BACKGROUND
If you’re interested in linguistics, at some point you’ve probably run into “Corpus Analysis”, which is linguistic work done on a substantial body (“corpus”) of text. There are all kinds of corpora: one might be all the works by Shakespeare, or all of the language used on a particular news site in a given year, or all the emails between members of a corporation. They can be tagged for grammatical information, or simply compiled with minimal metadata like the time and origin of the text. The ones that I’m interested in right now consist of data from social platforms like Reddit, Tumblr, Twitter, and 4chan; as well as apps with more narrow use-cases like Tinder and Grindr. All of these are unique compared to traditional media in that they feature varied genres of discourse, and some like Reddit and 4chan make the process of taking swaths of data from the site fairly easy, as long as you have some scripting knowledge.
This year I started a corpus project with 4chan for a number of reasons — the site is uniform, there’s no need to register to access its data, and it poses a unique set of social circumstances that make it worth studying. I wanted to put together a corpus and then poke at the data until something interesting come out, and many things did. I read a couple papers to help guide this informal research. I didn’t have any particular agenda so essentially everything I will chronicle here is out of curiosity. I hope it’s presented in a relatable and useful way if you’ve ever thought about doing something like this yourself.

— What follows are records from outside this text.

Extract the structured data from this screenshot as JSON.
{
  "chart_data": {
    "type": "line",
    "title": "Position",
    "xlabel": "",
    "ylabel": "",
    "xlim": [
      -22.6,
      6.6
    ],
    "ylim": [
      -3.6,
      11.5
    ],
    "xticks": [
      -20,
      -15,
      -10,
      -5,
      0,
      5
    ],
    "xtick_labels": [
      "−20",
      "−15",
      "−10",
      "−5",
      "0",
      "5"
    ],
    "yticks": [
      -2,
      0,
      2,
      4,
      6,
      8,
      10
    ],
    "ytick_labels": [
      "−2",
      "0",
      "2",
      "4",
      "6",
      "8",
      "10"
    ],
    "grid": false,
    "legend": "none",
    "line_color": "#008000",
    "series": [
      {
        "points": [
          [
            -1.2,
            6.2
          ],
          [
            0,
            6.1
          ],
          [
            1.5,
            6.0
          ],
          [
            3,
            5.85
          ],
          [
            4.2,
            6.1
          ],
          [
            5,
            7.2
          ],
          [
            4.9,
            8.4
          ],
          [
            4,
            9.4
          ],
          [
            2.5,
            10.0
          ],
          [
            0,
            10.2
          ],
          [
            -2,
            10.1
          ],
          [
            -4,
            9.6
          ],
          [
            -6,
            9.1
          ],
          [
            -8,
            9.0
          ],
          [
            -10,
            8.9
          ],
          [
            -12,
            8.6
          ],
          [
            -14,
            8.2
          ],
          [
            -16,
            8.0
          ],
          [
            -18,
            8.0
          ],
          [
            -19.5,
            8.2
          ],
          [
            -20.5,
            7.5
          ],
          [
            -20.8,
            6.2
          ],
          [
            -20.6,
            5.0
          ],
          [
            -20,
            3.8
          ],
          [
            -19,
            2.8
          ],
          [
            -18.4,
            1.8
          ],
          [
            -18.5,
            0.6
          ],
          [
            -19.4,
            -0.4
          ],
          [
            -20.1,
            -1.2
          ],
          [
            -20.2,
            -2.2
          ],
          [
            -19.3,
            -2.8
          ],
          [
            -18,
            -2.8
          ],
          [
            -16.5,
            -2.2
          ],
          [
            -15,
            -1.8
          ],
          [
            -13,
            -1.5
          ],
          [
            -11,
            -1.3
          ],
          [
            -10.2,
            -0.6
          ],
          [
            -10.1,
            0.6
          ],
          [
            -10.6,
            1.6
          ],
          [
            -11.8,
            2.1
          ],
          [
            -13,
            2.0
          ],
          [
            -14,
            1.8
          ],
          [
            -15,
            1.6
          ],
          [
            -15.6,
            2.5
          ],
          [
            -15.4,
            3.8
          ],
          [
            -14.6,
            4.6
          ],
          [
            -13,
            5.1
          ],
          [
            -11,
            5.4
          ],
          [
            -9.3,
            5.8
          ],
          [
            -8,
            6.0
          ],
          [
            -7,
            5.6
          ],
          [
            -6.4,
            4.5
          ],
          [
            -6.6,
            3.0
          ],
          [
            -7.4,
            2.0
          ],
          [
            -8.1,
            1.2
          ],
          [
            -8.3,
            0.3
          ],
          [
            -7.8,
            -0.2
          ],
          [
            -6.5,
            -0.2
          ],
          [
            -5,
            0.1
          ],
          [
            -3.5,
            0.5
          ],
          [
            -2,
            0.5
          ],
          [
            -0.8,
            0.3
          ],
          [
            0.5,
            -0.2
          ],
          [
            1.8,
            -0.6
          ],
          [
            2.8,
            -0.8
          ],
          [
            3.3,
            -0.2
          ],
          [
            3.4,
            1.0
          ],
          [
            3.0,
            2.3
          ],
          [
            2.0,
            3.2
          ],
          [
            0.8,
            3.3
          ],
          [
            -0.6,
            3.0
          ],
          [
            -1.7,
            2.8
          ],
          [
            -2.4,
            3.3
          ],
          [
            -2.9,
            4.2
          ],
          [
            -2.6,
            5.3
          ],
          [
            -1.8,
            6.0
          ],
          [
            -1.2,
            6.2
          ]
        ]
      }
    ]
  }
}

As I get more into the weeds, keep in mind that what I’m studying includes text data from 4chan, which has earned its highly offensive reputation, so just beware that over the course of this writing, I’ll occasionally include uncensored excerpts from the dataset(s), which include all manner of objectionable material from homophobia and racism to casual discussion of paraphilias and so on. In posts where this of concern (most of them), [CW] appears in the title and the article will be prefaced with a more specific content warning, so that readers can steer clear if they prefer.